On May 3 and 4, the Petrie-Flom Center for Health Policy, Biotechnology, and Bioethics at Harvard Law School presented a conference, “The Food and Drug Administration in the 21st Century”. The Conference drew about 240 attendees but surprisingly very few FDA staff, especially given FDA’s revived interest in regulatory science–only five were listed on the official registration list. During these two days, FDA and its policies were looked at largely from an academic perspective, and new viewpoints were presented for changing how FDA has done its business. A wealth of resources from the Conference may be found at the Conference Dropbox, including many speaker papers and slides.
Peter Barton Hutt, Partner at Covington & Burling LLP, kicked off the conference with a historical perspective of FDA over the past 50 years. Hutt traced back to 1962, when FDA focused on foods and was an obscure, unknown agency. At this time, the Commissioner made all the decisions, largely from a purely management-type analysis, and no issue “lasted longer than a week.” Hutt recounted the incredible increase in FDA staff over the years, particularly in recent years, where he views there are increased opportunities for FDA losing control and making inconsistent decisions and mistakes, as policy is made at the bottom of the agency, not the top. Hutt described how over the years, FDA has made creative use of its regulatory authorities. Initially, FDA first explained itself in extensive preambles to regulations proposed and promulgated in the 1970s. When issuing new regulations became too cumbersome, FDA took to issuing its policies in guidances.

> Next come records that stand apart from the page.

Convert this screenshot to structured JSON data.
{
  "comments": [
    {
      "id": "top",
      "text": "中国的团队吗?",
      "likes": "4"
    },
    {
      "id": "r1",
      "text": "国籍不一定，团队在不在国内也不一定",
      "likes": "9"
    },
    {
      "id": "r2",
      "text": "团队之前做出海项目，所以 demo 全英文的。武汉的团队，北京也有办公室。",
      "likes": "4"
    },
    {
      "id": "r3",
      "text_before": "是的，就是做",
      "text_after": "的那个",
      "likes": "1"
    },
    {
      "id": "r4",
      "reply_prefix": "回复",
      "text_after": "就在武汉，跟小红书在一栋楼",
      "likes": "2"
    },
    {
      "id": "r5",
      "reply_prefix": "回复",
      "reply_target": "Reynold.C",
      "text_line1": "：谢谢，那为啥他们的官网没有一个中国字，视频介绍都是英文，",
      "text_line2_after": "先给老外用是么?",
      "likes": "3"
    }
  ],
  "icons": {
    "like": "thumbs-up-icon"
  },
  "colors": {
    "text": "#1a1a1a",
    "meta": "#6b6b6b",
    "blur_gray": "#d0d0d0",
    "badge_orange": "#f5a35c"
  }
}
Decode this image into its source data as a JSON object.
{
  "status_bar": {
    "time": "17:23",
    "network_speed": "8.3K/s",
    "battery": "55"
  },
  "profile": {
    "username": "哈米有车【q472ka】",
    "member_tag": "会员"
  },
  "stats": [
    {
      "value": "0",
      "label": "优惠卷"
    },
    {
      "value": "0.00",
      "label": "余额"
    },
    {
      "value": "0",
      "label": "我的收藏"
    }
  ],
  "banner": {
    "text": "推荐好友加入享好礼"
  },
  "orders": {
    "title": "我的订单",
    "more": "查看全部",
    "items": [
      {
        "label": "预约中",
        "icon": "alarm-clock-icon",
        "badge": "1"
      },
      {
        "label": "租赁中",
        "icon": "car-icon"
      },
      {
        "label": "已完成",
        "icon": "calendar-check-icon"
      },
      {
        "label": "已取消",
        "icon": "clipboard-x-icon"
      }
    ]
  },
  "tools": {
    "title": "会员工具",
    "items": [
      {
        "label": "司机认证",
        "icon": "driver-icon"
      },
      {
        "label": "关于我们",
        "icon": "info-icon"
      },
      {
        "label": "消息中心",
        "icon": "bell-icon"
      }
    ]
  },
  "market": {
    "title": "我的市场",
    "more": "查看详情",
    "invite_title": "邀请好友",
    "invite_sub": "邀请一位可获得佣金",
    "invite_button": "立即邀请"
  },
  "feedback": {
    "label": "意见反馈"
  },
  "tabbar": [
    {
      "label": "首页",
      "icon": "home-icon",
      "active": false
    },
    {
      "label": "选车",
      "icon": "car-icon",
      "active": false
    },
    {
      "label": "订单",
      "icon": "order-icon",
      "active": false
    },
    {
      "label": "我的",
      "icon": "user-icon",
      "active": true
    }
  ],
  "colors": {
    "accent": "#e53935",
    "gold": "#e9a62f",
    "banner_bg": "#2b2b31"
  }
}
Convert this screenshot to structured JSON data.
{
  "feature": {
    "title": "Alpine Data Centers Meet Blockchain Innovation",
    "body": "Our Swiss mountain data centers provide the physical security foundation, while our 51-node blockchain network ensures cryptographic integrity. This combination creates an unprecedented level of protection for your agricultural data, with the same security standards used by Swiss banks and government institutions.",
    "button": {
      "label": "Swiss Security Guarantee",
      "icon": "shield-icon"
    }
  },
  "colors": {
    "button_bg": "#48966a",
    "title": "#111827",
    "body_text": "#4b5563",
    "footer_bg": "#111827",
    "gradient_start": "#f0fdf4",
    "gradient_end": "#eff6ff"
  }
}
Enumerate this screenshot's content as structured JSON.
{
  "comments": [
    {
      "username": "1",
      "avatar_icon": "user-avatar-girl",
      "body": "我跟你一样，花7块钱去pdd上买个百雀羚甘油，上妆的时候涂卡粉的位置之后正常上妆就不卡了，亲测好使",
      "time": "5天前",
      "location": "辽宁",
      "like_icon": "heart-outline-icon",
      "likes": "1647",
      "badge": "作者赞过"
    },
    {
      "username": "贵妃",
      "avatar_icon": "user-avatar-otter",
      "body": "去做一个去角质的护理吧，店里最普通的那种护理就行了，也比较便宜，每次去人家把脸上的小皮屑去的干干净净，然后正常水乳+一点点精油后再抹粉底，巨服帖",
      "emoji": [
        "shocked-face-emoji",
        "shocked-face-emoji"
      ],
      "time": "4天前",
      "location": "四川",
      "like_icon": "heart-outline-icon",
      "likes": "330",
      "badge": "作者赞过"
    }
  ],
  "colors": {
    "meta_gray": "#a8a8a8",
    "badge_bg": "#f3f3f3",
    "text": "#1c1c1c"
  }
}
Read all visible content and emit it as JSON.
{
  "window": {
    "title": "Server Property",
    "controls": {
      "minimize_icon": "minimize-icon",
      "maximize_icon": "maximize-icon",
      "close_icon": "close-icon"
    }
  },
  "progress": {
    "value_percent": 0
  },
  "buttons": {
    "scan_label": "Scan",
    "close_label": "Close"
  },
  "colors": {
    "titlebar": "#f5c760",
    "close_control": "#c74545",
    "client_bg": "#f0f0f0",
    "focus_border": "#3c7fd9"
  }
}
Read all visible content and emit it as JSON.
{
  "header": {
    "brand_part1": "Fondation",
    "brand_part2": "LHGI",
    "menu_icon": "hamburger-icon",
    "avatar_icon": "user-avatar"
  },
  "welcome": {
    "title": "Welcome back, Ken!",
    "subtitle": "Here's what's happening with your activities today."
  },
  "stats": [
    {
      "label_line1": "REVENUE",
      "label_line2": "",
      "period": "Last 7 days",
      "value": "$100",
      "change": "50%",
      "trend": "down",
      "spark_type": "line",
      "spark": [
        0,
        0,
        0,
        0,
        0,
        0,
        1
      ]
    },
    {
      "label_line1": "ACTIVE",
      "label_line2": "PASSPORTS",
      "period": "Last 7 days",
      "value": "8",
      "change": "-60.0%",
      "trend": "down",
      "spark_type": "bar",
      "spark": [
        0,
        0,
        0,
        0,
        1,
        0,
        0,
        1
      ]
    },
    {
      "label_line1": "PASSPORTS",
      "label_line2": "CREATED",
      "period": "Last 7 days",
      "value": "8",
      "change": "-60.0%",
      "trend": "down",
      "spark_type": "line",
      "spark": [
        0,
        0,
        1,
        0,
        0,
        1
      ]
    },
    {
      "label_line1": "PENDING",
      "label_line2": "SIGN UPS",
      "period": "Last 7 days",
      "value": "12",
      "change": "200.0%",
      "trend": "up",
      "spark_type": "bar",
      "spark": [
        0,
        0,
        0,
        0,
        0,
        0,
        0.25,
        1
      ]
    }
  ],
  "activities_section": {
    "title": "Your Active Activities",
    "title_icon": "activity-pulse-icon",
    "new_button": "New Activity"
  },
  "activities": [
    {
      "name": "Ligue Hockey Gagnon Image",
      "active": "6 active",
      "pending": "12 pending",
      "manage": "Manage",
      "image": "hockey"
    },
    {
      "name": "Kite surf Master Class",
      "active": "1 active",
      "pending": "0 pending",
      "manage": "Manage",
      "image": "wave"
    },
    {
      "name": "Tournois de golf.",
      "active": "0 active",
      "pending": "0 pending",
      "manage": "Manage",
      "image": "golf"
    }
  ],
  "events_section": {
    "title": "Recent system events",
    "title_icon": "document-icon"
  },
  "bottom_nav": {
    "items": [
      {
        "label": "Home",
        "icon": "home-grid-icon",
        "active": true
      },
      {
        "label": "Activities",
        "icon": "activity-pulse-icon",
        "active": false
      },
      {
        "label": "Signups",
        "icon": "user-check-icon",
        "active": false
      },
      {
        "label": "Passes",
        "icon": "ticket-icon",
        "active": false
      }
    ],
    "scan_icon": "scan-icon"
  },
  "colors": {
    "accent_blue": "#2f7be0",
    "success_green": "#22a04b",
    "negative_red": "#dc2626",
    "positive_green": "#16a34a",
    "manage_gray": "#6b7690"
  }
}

Hutt noted how despite FDA’s increasing regulatory responsibilities, most recently including tobacco and biosimilars, Congress has continued to inadequately fund FDA, especially in recent years, which has resulted in certain regulatory distortions. In the 1990s, the innovator drug industry agreed to pay user fees to reduce review times, first from innovator drugs in the 1990s and now encompassing biologics, medical devices, and animal drugs and just last year biosimilars and generic drugs. Hutt observed that despite FDA’s growth and new user fees, historically there were more enforcement actions when FDA was much younger back in 1938, suggesting that other factors are at work making the process less efficient. Adding to that, Hutt described FDA’s budget as “essentially flat” except for the influx of more user fees, which permits program with user fees to “thrive” while other programs are hurt, languish, or are forgotten. For example, the Drug Efficacy Study Implementation (“DESI”) program begun in 1962 to review efficacy for all drugs on the market is still not complete, the over-the-counter drug program begun in 1972 is only 75% complete, medical device reviews of all class III devices begin in 1976 is not complete, and FDA gave up without explanation on the food ingredient program begun in 1969 to review ingredients generally recognized as safe (“GRAS”). Meanwhile, programs funded by user fees (but not other programs) get a chance every five years to get additional statutory support from Congress, when the user fees and timelines for FDA review cycles are up for discussion.